The Yokohama Rubber Co., Ltd., has developed the world’s first technology capable of efficiently producing butadiene from a biomass.
Yokohama Aims to Reduce Dependence on Petroleum and Lower CO2 Emission
The breakthrough was achieved by the “Bio-monomer Production Laboratory” jointly established with the Riken and Zeon Corporation. Butadiene is a core raw material used to make synthetic rubber used in automobile tires and other products. Currently, industrial butadiene is produced as a by-product of naphtha pyrolysis. As such, the development of an independent butadiene production technology will help reduce dependence on petroleum and lower carbon dioxide (CO2) emissions, a major cause of global warming.
The joint research team has succeeded in creating cells with excellent butadiene-producing ability using new artificial pathways and enzymes. This makes it possible to go through cheaper intermediates than conventional metabolic pathways, and by incorporating the knowledge of the enzymes that have been developed thus far, the cost of butadiene fermentative production will be significantly reduced. The team’s research results will be published in 13th April in Nature Communications, an online journal based in London and elsewhere that publishes high-quality research from all areas of the natural sciences. The team also has succeeded in producing polybutadiene rubber from the butadiene produced by the world‘s first fermentation production using this new technology.
Previously, in 2018 the Bio-monomer Production Laboratory achieved another world first when it succeeded in using a new artificial pathway and highly active enzymes to create cells with excellent isoprene-synthesizing capability.

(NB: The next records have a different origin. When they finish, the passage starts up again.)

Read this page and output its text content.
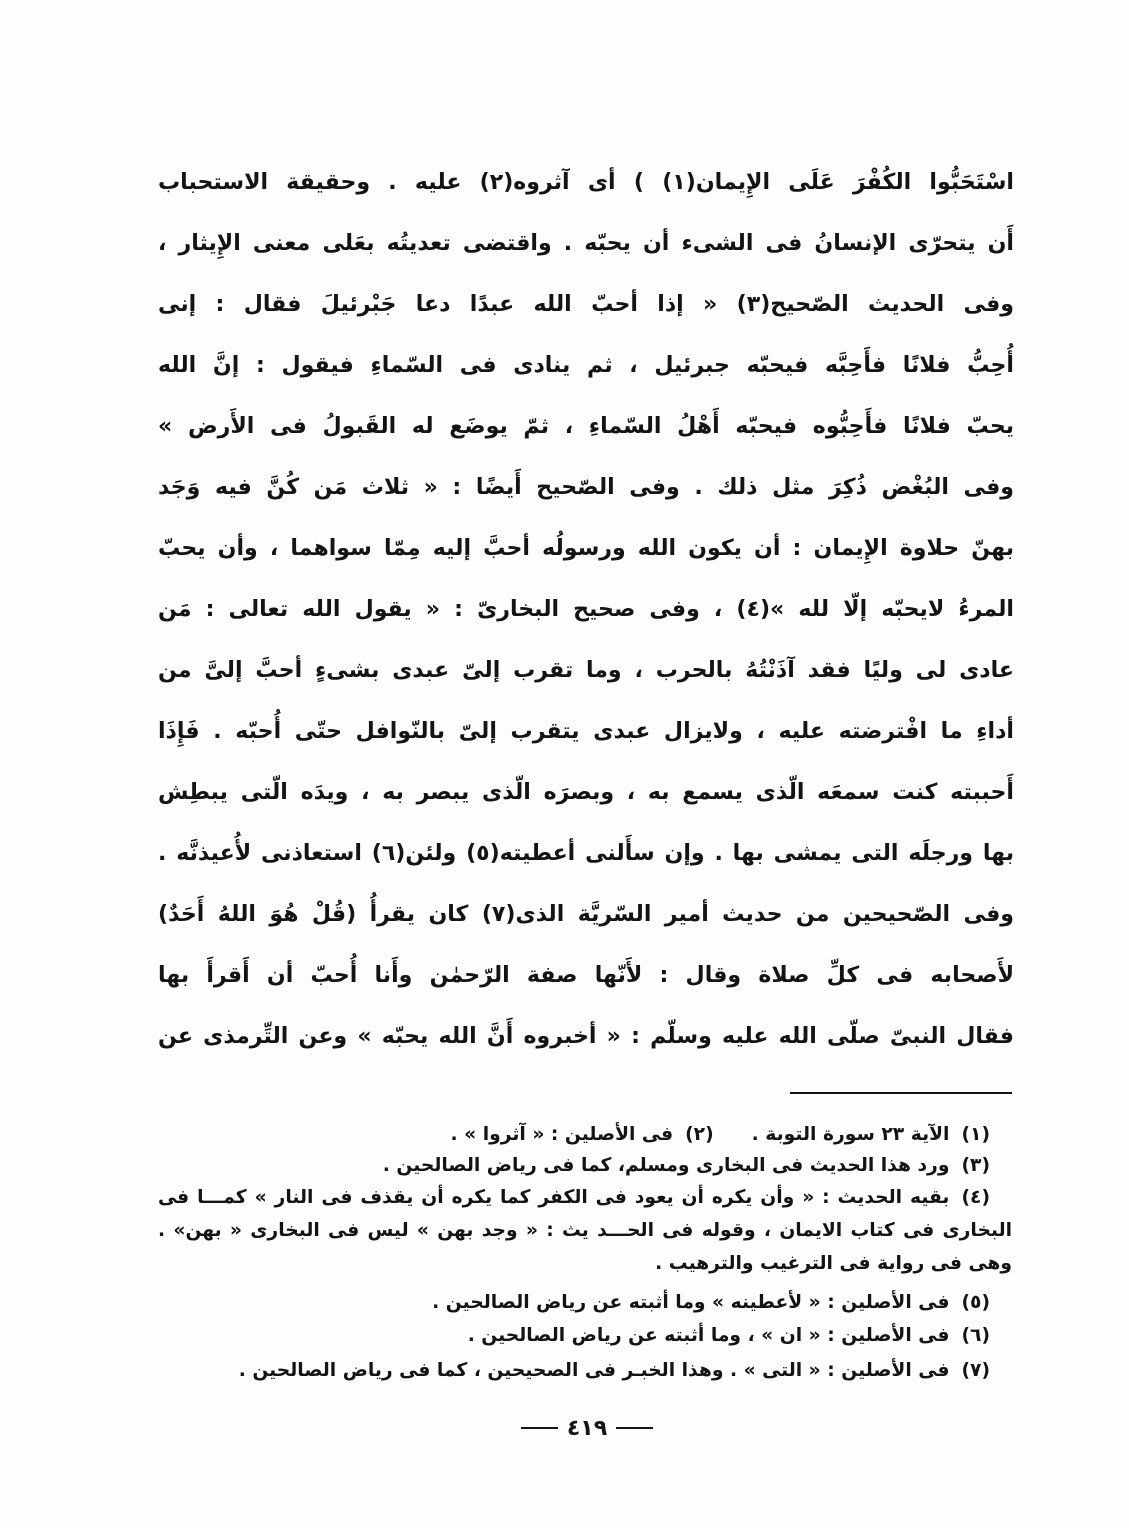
اسْتَحَبُّوا الكُفْرَ عَلَى الإِيمان(١) ) أى آثروه(٢) عليه . وحقيقة الاستحباب
أَن يتحرّى الإنسانُ فى الشىء أن يحبّه . واقتضى تعديتُه بعَلى معنى الإِيثار ،
وفى الحديث الصّحيح(٣) « إذا أحبّ الله عبدًا دعا جَبْرئيلَ فقال : إنى
أُحِبُّ فلانًا فأَحِبَّه فيحبّه جبرئيل ، ثم ينادى فى السّماءِ فيقول : إنَّ الله
يحبّ فلانًا فأَحِبُّوه فيحبّه أَهْلُ السّماءِ ، ثمّ يوضَع له القَبولُ فى الأَرض »
وفى البُغْض ذُكِرَ مثل ذلك . وفى الصّحيح أَيضًا : « ثلاث مَن كُنَّ فيه وَجَد
بهنّ حلاوة الإِيمان : أن يكون الله ورسولُه أحبَّ إليه مِمّا سواهما ، وأن يحبّ
المرءُ لايحبّه إلّا لله »(٤) ، وفى صحيح البخارىّ : « يقول الله تعالى : مَن
عادى لى وليًا فقد آذَنْتُهُ بالحرب ، وما تقرب إلىّ عبدى بشىءٍ أحبَّ إلىَّ من
أداءِ ما افْترضته عليه ، ولايزال عبدى يتقرب إلىّ بالنّوافل حتّى أُحبّه . فَإِذَا
أَحببته كنت سمعَه الّذى يسمع به ، وبصرَه الّذى يبصر به ، ويدَه الّتى يبطِش
بها ورجلَه التى يمشى بها . وإن سأَلنى أعطيته(٥) ولئن(٦) استعاذنى لأُعيذنَّه .
وفى الصّحيحين من حديث أمير السّريَّة الذى(٧) كان يقرأُ (قُلْ هُوَ اللهُ أَحَدٌ)
لأَصحابه فى كلِّ صلاة وقال : لأَنّها صفة الرّحمٰن وأَنا أُحبّ أن أَقرأَ بها
فقال النبىّ صلّى الله عليه وسلّم : « أخبروه أَنَّ الله يحبّه » وعن التِّرمذى عن
(١)الآية ٢٣ سورة التوبة .
(٢)فى الأصلين : « آثروا » .
(٣)ورد هذا الحديث فى البخارى ومسلم، كما فى رياض الصالحين .
(٤)بقيه الحديث : « وأن يكره أن يعود فى الكفر كما يكره أن يقذف فى النار » كمـــا فى
البخارى فى كتاب الايمان ، وقوله فى الحـــد يث : « وجد بهن » ليس فى البخارى « بهن» .
وهى فى رواية فى الترغيب والترهيب .
(٥)فى الأصلين : « لأعطينه » وما أثبته عن رياض الصالحين .
(٦)فى الأصلين : « ان » ، وما أثبته عن رياض الصالحين .
(٧)فى الأصلين : « التى » . وهذا الخبـر فى الصحيحين ، كما فى رياض الصالحين .
٤١٩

The technology achieves an integrated process that uses a biomass (sugar) generated in the cells to trigger the production of the isoprene.
Yokohama Rubber, Riken Center for Sustainable Resource Science (CSRS), and Zeon have been cooperating in joint research project since 2013. The Bio-monomer Production Laboratory was established inside Riken in April 2020, and under Riken‘s “Integrated Collaborative Research Program with Industry” it has been accelerating research that will achieve deliverables needed by society. Going forward, the team will conduct research to establish more highly productive enzymes and an efficient purification technology by organically fusing the know-how and technologies of Yokohama Rubber, Riken and Zeon.